The Hunter's jaw worked as if he had to force the numbers out. "Not enough," he said, voice rough. "We lost people. A lot of them." His gaze kept drifting past the camera, past the ambulances back to the spot where the civilian girl had been. "But… we wouldn't have made it out at all if she hadn't been there."
The reporter blinked once, composure intact. "She? You mean the last civilian survivor?"
"She's not a civilian," he said immediately, like the correction hurt to swallow. "She's a mage. Or something. She didn't have gear, so we thought she was just… caught up in it." He exhaled through his nose, a short, shaky breath. "Then she raised her hand and summoned these cats. Not illusions. Real summons. They tore into the monsters like claws could cut through hide. And there were more and more of them, like a swarm."
For half a second, the reporter's eyes flicked off camera again. "Do you know her name?" she asked, still smiling for the broadcast, "Where is she now?"
The Hunter looked lost. "No. We… we didn't even get a chance to ask." His eyes darted across the barricade line as if expecting to spot her by accident. "She was right there, and then she was gone. Didn't wait for the medics. Didn't wait for the Guilds. Just… vanished."
Off to the side, a White Fang staffer replayed the Hunter's words in his head summoned cats, no gear, not a civilian. He didn't hesitate. Phone up, thumb moving fast. "Chief Ahn," he said the moment the call connected, "you need to flag this mage for Guildmaster Baek. She walked out of a gate with no insignia… and her summons shredded monsters."
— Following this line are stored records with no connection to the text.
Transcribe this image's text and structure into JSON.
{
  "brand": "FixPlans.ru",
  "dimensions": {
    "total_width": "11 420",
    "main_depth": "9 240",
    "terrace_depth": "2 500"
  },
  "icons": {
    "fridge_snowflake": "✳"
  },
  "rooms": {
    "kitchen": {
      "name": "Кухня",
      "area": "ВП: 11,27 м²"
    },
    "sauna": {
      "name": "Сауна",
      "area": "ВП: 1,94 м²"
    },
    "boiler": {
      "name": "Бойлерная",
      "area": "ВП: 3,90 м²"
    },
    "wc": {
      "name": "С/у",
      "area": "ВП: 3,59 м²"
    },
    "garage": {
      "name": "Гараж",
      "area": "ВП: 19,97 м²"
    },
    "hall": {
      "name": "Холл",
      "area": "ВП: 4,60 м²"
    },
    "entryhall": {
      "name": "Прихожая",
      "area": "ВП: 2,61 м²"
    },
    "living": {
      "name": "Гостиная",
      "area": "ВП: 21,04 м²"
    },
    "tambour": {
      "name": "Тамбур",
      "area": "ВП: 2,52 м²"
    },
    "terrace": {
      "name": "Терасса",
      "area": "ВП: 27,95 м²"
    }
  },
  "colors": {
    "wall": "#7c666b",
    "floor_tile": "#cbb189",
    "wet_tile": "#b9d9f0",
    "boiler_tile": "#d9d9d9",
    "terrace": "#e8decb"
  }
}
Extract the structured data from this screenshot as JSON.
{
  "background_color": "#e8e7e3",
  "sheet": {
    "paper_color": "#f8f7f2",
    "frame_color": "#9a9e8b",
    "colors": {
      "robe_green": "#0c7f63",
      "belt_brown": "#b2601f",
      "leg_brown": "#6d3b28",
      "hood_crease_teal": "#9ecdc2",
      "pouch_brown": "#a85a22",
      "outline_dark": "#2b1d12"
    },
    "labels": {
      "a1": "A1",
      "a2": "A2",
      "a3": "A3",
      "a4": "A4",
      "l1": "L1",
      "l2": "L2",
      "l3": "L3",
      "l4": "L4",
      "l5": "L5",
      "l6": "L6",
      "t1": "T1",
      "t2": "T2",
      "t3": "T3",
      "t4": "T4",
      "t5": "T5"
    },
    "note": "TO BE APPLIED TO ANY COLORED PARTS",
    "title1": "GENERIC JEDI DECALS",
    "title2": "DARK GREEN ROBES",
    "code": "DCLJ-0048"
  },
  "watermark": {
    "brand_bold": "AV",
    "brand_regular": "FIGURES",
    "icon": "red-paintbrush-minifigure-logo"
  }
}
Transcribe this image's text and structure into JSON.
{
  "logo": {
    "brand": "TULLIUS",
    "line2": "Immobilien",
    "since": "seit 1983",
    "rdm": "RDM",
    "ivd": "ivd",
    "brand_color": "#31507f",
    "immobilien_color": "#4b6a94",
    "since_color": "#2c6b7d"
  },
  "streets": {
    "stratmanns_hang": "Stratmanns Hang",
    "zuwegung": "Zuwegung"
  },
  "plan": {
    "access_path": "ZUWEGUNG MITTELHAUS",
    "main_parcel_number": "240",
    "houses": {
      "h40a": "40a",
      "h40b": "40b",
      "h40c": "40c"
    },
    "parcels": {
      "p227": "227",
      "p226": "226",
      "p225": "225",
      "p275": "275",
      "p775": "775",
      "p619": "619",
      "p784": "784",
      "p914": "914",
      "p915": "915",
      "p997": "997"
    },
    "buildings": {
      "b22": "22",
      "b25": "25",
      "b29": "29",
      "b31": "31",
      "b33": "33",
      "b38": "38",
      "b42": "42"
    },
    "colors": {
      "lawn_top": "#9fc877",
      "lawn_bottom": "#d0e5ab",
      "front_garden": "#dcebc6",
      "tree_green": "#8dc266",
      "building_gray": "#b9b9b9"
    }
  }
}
The call didn't reach Baek Yoonho directly not yet. It climbed the chain fast, and when it finally hit the Guildmaster's phone, the room around him seemed to go quieter.
Baek answered on the first ring. No greeting just a low, patient silence that made the caller rush to fill it. As the report came through, his gaze sharpened, pupils narrowing like an animal. "A mage," he repeated softly. "Who can summon a horde without tiring."
He stood, chair legs scraping once against the floor.
"Find her," Baek said, with slight urgency "Before someone else realizes her potential."